Kunlun Wanwei has officially released Skywork R1V (referred to as "R1V"), the world's first open-source industrial-grade multimodal reasoning model. This 3.8-billion parameter model's performance is comparable to the well-known closed-source model DeepSeek-R1, even surpassing it in several benchmark tests, outperforming a range of state-of-the-art (SOTA) technologies. Kunlun Wanwei's decision to open-source R1V aims to promote technological sharing and advancement, injecting new vitality into the global AI open-source community.
R1V is renowned for its exceptional multimodal reasoning capabilities, seamlessly integrating text and visual information to demonstrate powerful intelligence. Specifically, R1V directly benchmarks against closed-source models like Claude3.5Sonnet and GPT-4o in visual question answering tasks, while maintaining top-tier text reasoning capabilities. In the MMMU benchmark test, R1V achieved a high score of 69, setting a new record for models of its size. It also achieved an excellent score of 67.5 in the MathVista test, showcasing its powerful capabilities in complex mathematical reasoning and logical analysis.
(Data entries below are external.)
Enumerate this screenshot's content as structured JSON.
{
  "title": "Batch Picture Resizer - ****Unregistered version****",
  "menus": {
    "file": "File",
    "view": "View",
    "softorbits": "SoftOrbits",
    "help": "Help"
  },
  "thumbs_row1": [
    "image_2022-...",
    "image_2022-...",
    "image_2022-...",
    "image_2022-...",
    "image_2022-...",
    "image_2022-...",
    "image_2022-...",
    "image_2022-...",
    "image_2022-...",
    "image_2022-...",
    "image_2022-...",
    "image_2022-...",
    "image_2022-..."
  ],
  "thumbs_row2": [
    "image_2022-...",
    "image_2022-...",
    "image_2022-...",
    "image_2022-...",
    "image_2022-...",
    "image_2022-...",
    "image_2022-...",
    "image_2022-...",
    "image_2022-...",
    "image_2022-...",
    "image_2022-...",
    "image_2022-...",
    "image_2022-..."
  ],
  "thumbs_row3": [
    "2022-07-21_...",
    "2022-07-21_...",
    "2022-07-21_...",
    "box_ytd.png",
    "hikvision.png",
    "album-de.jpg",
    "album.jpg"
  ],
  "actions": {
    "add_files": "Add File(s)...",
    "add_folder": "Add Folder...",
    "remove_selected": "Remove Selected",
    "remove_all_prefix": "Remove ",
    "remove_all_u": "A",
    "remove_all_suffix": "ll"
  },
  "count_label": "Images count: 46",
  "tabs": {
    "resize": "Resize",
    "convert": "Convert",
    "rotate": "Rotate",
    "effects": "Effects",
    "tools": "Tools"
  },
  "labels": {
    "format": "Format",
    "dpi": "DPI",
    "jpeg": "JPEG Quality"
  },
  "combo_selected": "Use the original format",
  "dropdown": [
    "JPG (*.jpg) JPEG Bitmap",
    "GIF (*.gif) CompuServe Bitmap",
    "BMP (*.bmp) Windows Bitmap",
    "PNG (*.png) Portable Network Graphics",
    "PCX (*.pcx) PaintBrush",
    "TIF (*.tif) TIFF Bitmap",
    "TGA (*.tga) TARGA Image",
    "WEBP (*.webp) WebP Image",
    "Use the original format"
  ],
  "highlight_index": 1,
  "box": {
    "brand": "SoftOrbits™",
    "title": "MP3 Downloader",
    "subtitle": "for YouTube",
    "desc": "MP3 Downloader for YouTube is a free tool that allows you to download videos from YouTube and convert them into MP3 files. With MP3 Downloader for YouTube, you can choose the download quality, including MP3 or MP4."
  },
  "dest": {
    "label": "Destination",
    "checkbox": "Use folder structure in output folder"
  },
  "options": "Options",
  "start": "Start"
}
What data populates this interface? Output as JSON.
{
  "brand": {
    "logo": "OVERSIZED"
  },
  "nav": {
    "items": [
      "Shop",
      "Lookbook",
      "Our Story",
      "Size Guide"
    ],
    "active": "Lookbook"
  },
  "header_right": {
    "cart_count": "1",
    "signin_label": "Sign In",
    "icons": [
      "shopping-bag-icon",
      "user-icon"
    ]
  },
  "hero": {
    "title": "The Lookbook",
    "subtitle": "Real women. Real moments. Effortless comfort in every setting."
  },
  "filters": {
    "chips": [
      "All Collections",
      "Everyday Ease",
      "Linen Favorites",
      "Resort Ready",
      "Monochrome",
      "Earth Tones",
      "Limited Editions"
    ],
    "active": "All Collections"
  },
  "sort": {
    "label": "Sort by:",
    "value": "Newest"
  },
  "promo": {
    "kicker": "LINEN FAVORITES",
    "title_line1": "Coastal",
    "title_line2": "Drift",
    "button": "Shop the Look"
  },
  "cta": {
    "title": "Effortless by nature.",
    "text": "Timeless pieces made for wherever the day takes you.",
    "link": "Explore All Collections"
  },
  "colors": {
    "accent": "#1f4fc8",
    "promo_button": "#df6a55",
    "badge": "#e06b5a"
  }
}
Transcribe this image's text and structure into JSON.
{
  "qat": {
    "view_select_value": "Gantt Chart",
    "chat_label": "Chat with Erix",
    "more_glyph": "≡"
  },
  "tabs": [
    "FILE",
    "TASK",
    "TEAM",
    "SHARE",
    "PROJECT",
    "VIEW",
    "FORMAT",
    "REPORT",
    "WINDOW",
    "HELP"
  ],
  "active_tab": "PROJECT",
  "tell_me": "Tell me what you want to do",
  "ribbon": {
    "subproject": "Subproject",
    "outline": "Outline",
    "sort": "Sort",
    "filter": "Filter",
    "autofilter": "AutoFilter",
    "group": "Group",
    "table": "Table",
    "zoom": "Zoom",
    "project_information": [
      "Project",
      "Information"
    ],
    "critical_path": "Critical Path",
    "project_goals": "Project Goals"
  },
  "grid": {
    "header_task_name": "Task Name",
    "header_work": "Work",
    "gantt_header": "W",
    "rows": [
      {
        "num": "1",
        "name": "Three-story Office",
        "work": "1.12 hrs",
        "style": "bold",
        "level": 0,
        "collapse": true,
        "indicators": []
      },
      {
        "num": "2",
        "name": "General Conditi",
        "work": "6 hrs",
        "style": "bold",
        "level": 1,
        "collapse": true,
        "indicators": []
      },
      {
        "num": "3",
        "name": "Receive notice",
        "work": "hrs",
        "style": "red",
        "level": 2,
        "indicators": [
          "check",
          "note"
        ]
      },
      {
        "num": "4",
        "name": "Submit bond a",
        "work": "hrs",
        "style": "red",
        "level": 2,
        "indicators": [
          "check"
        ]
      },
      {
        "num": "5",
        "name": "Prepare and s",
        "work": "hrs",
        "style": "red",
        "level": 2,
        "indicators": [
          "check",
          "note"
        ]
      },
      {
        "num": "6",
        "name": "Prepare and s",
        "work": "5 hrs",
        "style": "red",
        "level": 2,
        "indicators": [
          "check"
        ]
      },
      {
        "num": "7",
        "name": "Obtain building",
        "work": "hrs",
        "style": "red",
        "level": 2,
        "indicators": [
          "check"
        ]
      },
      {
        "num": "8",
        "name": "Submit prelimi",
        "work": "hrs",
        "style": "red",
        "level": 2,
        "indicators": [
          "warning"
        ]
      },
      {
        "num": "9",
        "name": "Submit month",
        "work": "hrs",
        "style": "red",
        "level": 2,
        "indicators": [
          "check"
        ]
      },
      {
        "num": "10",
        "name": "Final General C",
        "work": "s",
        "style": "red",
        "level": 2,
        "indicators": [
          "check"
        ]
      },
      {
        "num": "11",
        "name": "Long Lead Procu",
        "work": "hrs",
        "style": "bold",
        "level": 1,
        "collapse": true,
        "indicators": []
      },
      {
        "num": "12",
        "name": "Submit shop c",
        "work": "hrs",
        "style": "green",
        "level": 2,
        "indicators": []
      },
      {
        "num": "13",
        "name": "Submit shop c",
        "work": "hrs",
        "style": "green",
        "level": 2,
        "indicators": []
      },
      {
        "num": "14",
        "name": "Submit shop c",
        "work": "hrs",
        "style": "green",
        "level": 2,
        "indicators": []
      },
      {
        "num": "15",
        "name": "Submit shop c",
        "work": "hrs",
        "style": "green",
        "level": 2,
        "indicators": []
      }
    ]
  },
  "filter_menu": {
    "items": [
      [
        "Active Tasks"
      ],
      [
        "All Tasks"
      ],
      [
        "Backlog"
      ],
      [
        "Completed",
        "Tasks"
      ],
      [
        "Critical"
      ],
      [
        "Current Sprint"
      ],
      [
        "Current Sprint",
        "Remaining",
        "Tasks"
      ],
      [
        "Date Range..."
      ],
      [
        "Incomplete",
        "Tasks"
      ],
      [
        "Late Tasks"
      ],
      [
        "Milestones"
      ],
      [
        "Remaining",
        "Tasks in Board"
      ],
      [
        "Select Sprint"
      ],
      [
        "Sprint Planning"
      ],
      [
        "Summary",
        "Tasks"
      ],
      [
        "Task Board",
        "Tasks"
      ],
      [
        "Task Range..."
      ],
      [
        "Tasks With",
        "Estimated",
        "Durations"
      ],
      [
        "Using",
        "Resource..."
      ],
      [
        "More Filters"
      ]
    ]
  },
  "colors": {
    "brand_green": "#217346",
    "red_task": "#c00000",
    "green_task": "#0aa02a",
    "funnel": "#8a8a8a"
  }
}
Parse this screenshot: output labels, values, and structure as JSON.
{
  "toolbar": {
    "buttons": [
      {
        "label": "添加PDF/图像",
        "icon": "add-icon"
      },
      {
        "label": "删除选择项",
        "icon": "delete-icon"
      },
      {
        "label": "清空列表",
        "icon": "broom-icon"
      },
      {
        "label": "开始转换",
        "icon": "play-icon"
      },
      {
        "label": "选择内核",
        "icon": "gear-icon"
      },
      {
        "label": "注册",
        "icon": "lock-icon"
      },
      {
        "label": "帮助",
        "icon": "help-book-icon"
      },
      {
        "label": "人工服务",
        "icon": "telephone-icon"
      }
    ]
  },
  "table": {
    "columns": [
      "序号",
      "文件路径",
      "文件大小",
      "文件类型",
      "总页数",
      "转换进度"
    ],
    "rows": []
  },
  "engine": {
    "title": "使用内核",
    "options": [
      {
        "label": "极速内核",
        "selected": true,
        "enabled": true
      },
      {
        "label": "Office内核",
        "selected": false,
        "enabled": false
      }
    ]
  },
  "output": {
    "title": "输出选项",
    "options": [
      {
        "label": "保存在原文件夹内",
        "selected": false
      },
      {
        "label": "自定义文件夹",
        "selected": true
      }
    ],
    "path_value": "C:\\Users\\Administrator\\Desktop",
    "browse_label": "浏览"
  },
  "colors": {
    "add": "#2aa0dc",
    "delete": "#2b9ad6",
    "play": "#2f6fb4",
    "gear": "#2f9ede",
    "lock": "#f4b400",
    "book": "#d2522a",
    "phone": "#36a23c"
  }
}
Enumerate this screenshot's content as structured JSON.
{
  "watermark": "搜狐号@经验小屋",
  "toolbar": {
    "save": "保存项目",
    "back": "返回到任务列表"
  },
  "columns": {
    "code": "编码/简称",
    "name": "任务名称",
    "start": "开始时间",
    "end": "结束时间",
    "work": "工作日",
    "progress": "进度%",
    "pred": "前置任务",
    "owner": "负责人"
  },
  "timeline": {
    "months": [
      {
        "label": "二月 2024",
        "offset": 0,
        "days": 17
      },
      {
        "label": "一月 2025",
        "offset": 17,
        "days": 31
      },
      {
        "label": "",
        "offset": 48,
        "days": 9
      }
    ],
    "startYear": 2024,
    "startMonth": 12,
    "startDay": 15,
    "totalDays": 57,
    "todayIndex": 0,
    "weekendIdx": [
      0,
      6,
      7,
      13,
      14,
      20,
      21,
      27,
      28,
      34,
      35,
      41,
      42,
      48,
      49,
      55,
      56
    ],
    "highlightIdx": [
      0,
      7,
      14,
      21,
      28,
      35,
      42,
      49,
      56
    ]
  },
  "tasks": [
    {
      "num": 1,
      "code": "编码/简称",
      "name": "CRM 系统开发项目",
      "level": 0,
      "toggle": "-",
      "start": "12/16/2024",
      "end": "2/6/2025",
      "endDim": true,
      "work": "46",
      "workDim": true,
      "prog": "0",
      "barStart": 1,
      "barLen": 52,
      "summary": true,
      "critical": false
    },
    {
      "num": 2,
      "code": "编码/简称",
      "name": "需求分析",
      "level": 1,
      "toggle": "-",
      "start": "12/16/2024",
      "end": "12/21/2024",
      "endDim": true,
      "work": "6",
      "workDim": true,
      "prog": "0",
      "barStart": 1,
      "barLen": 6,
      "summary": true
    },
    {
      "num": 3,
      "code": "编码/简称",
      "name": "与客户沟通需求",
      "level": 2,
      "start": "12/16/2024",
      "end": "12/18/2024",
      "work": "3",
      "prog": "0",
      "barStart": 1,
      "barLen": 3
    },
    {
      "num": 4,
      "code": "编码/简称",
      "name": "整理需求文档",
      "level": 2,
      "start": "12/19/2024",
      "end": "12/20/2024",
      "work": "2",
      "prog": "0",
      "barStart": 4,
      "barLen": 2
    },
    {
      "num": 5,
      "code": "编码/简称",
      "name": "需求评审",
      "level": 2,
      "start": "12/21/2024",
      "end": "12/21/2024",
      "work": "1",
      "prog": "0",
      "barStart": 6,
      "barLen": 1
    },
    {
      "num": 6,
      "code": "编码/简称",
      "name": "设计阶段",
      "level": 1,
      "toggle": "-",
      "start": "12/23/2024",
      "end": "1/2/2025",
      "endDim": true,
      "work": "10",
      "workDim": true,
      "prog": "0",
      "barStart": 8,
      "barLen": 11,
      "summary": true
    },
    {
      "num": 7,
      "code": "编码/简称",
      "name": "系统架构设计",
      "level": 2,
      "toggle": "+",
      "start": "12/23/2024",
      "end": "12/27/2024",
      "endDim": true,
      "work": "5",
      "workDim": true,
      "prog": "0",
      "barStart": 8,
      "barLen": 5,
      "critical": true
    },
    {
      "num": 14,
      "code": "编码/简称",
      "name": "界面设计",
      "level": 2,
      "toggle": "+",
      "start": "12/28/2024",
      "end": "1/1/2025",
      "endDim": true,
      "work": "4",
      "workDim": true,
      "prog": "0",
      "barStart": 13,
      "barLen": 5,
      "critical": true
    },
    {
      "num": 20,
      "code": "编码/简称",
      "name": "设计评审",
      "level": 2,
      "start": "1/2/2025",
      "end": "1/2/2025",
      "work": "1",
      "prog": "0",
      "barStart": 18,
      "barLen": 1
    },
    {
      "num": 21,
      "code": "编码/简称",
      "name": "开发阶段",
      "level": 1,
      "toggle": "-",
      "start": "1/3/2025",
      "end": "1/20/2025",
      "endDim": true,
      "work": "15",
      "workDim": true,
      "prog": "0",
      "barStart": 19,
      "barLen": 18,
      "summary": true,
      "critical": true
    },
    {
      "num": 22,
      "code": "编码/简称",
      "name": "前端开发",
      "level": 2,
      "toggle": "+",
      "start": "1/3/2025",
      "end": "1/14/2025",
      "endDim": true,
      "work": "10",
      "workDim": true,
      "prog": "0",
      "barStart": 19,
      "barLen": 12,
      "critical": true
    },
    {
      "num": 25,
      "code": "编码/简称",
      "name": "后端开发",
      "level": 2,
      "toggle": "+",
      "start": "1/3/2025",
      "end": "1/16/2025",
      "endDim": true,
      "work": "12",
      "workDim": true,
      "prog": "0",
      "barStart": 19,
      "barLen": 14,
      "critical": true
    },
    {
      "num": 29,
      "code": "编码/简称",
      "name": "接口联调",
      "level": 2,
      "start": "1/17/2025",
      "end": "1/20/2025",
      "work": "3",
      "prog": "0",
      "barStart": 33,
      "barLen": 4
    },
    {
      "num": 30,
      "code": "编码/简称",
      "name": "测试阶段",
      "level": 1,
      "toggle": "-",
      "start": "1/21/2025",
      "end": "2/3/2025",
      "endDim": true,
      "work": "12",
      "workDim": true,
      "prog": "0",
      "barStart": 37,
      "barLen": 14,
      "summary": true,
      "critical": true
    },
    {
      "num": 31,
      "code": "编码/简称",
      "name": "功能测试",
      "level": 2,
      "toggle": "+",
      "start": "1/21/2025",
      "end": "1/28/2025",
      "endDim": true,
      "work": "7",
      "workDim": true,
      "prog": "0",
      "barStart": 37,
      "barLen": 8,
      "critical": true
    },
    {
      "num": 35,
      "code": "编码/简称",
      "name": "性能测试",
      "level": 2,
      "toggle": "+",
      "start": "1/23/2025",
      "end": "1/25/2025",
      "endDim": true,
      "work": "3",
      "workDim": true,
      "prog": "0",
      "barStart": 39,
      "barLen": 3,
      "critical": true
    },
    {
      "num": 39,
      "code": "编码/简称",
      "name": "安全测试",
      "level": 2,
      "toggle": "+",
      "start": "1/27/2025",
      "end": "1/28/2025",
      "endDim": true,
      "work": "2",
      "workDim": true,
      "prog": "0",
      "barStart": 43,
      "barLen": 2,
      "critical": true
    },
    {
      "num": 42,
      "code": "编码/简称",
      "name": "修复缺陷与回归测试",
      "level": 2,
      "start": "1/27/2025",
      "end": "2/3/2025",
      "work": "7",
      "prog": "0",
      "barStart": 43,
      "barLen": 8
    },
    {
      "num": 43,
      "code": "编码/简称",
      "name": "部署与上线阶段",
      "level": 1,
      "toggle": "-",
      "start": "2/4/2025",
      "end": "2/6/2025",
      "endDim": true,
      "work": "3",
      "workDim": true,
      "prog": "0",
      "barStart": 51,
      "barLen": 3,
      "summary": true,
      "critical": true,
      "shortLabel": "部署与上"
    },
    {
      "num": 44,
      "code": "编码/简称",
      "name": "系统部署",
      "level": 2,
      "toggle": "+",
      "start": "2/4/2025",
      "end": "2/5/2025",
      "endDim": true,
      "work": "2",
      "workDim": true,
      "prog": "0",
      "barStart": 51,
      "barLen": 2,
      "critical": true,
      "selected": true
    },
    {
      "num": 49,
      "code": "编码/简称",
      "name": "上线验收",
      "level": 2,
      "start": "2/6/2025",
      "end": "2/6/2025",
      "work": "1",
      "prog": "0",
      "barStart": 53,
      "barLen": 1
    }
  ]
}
R1V's success is attributed to several innovative technologies developed by Kunlun Wanwei's research team. These include cross-modal transfer learning, a method that effectively transfers the large model's text reasoning capabilities to the visual modality, significantly reducing the need for multimodal reasoning data. Furthermore, R1V employs a hybrid training strategy that combines iterative supervised fine-tuning and reinforcement learning to dynamically adjust the chain-of-thought length, thereby improving reasoning efficiency. Notably, R1V also introduces an adaptive length chain-of-thought distillation framework to avoid "overthinking" during the reasoning process, significantly improving both efficiency and quality.
With the launch of R1V, Kunlun Wanwei has not only become the world's first company to open-source a multimodal reasoning model but has also taken a significant step towards realizing the dream of AGI (Artificial General Intelligence). The model weights, inference code, and technical report are all publicly available, and anyone can access the relevant resources via GitHub and Hugging Face.
Model Weight Download
Hugging Face:
https://huggingface.co/Skywork/Skywork-R1V-38B
GitHub:
https://github.com/SkyworkAI/Skywork-R1V
Detailed Technical Report
https://github.com/SkyworkAI/Skywork-R1V/blob/main/Skywork_R1V.pdf
Key Highlights:
🌟 The world's first open-source industrial-grade multimodal reasoning model, Skywork R1V, has been officially released, boasting 3.8 billion parameters.
🚀 R1V demonstrates exceptional performance in multiple benchmark tests, achieving impressive scores of 69 and 67.5 in MMMU and MathVista, respectively.
📚 Kunlun Wanwei's open-source initiative aims to promote technology sharing, inject vitality into the global AI open-source community, and contribute to the realization of the AGI dream.